Вечерело, по всей длине лестницы зажглись цепочки фонарей и подсветка в кронах деревьев. Он достал смартфон и набрал номер главного редактора. Арье откликнулся сразу.
− Арье, дорогой, шалом! Звоню из Хайфы, сижу тут под сенью Кармеля напротив арабского ресторана, собираюсь ужинать. Да, встретился. Но она была о ту пору совсем бэби, ребенком несмышленым. Да,.. Нет… Интервью о героическом подполье не получится. И очерка не будет, но я привезу отличный постер на первую полосу: как она занимается йогой на фоне моря. Девочка из одесского подземелья обрела счастье в израильском хостеле − это будет посильнее «Фауста». Обнимаю, хорошего вечера!
Интересно, он еще в редакции или уже уехал? И еще интересней, где сейчас Илона. А была б она здесь, обязательно пригласил бы в этот ресторан, там отлично запекают рыбу…
Он сидел на скамейке, смотрел на подсвеченную лестницу, ведущую к храму, и вспоминал лестницу в своем родном городе и, по ассоциации, прославивший её фильм «Броненосец Потемкин». Фильма этого Левин не любил, и, отдавая должное режиссерской изобретательности, считал фальшивым и конъюнктурным. Если отбросить новаторские для того времени приемы, «Броненосец» был агиткой, выполненной на потребу государственной идеологии. Особенно же претило свойственное режиссеру смакование жестокости. Он явно находил удовольствие в постановке таких сцен: бегущая толпа, топчущая упавшего ребенка, и следующим кадром – огромные, обезумевшие от ужаса глаза матери, знаменитая эта коляска с младенцем, ускоряясь, сверкая спицами летящая вниз к неминуемому крушению, прыгающие по ступеням одноногие на костылях и даже один безногий, скачущий на своей тележке с деревянными колодками в руках с марша на марш. После трех войн и одной революции найти в городе инвалидов, желающих поучаствовать в массовке, не составляло труда. Подлинная история «Потемкина» сложнее снятого Эйзенштейном фильма с жизнеутверждающим финалом. Но правда жизни не умещается в стереотипное клише, и её неизбежно адаптируют под сиюминутные нужды. Точно так же не умещается в формат воскресного интервью история, рассказанная Анной Моисеевной. Не хочется да и жаль её воспоминания приглаживать, причесывать, нивелировать и в изуродованном виде отдавать в газету.
Бросить бы эту «дорогую редакцию» во главе с жизнерадостным толстяком Арье ко всем чертям. Если говорить себе правду, единственное, что там интересует – Илона. Но другой работы пока нет...
На этой мысли он поднялся и пошел ужинать.

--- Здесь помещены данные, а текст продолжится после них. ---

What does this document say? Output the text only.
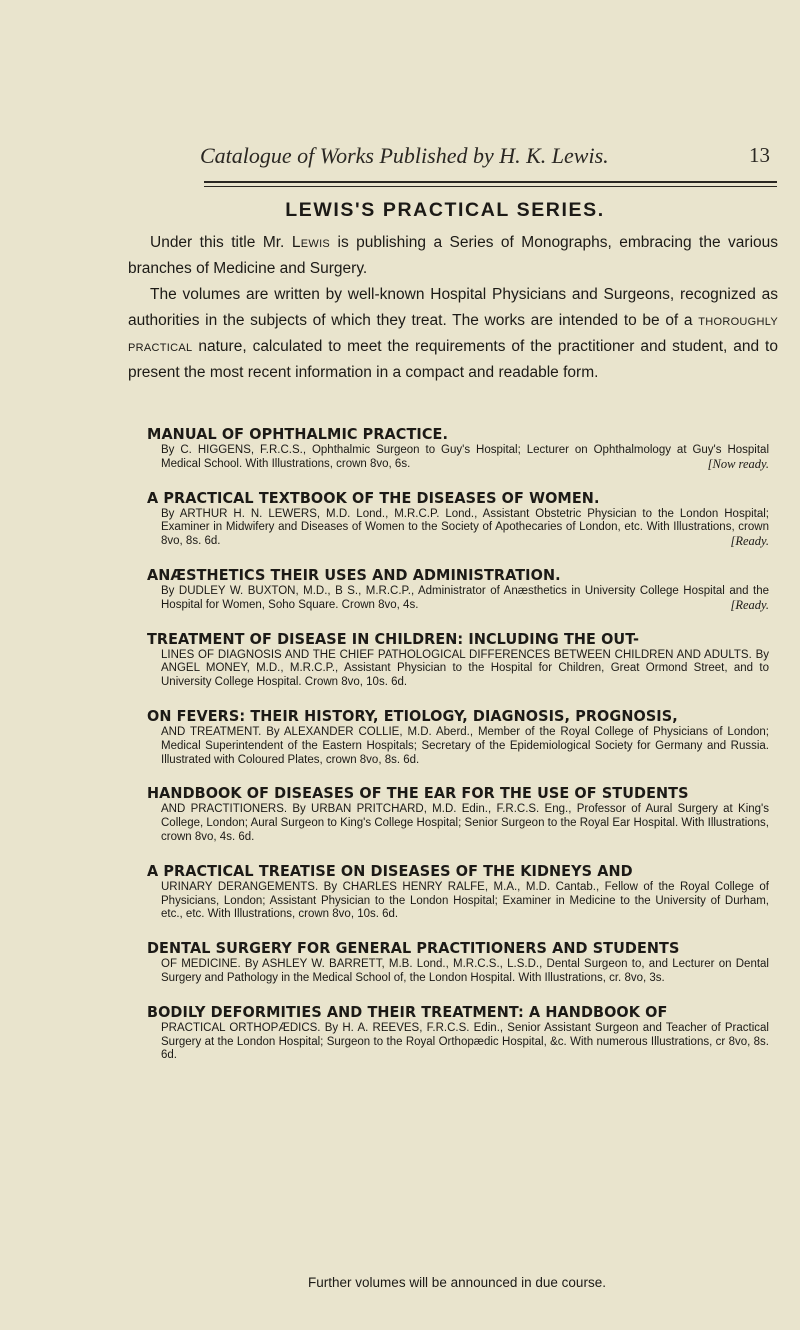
Catalogue of Works Published by H. K. Lewis.	13
LEWIS'S PRACTICAL SERIES.

Under this title Mr. Lewis is publishing a Series of Monographs, embracing the various branches of Medicine and Surgery.

The volumes are written by well-known Hospital Physicians and Surgeons, recognized as authorities in the subjects of which they treat. The works are intended to be of a thoroughly practical nature, calculated to meet the requirements of the practitioner and student, and to present the most recent information in a compact and readable form.

MANUAL OF OPHTHALMIC PRACTICE.
By C. HIGGENS, F.R.C.S., Ophthalmic Surgeon to Guy's Hospital; Lecturer on Ophthalmology at Guy's Hospital Medical School. With Illustrations, crown 8vo, 6s.	[Now ready.
A PRACTICAL TEXTBOOK OF THE DISEASES OF WOMEN.
By ARTHUR H. N. LEWERS, M.D. Lond., M.R.C.P. Lond., Assistant Obstetric Physician to the London Hospital; Examiner in Midwifery and Diseases of Women to the Society of Apothecaries of London, etc. With Illustrations, crown 8vo, 8s. 6d.	[Ready.
ANÆSTHETICS THEIR USES AND ADMINISTRATION.
By DUDLEY W. BUXTON, M.D., B S., M.R.C.P., Administrator of Anæsthetics in University College Hospital and the Hospital for Women, Soho Square. Crown 8vo, 4s.	[Ready.
TREATMENT OF DISEASE IN CHILDREN: INCLUDING THE OUT-
LINES OF DIAGNOSIS AND THE CHIEF PATHOLOGICAL DIFFERENCES BETWEEN CHILDREN AND ADULTS. By ANGEL MONEY, M.D., M.R.C.P., Assistant Physician to the Hospital for Children, Great Ormond Street, and to University College Hospital. Crown 8vo, 10s. 6d.
ON FEVERS: THEIR HISTORY, ETIOLOGY, DIAGNOSIS, PROGNOSIS,
AND TREATMENT. By ALEXANDER COLLIE, M.D. Aberd., Member of the Royal College of Physicians of London; Medical Superintendent of the Eastern Hospitals; Secretary of the Epidemiological Society for Germany and Russia. Illustrated with Coloured Plates, crown 8vo, 8s. 6d.
HANDBOOK OF DISEASES OF THE EAR FOR THE USE OF STUDENTS
AND PRACTITIONERS. By URBAN PRITCHARD, M.D. Edin., F.R.C.S. Eng., Professor of Aural Surgery at King's College, London; Aural Surgeon to King's College Hospital; Senior Surgeon to the Royal Ear Hospital. With Illustrations, crown 8vo, 4s. 6d.
A PRACTICAL TREATISE ON DISEASES OF THE KIDNEYS AND
URINARY DERANGEMENTS. By CHARLES HENRY RALFE, M.A., M.D. Cantab., Fellow of the Royal College of Physicians, London; Assistant Physician to the London Hospital; Examiner in Medicine to the University of Durham, etc., etc. With Illustrations, crown 8vo, 10s. 6d.
DENTAL SURGERY FOR GENERAL PRACTITIONERS AND STUDENTS
OF MEDICINE. By ASHLEY W. BARRETT, M.B. Lond., M.R.C.S., L.S.D., Dental Surgeon to, and Lecturer on Dental Surgery and Pathology in the Medical School of, the London Hospital. With Illustrations, cr. 8vo, 3s.
BODILY DEFORMITIES AND THEIR TREATMENT: A HANDBOOK OF
PRACTICAL ORTHOPÆDICS. By H. A. REEVES, F.R.C.S. Edin., Senior Assistant Surgeon and Teacher of Practical Surgery at the London Hospital; Surgeon to the Royal Orthopædic Hospital, &c. With numerous Illustrations, cr 8vo, 8s. 6d.
Further volumes will be announced in due course.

На первой полосе еженедельника, вышедшего к Девятому мая, красовался сделанный им постер. Женщина с наброшенной на плечи вишневой шалью, закрывающей грудь, улыбалась в камеру на пустынном пляже. За ее спиной видны были голубой окоем, невысокий скалистый волнорез и крадущиеся к нему барашки волн. Как Уинстон Черчилль на знаменитом снимке, показывала она читателю комбинацию из двух пальцев в виде буквы V – символ VICTORY.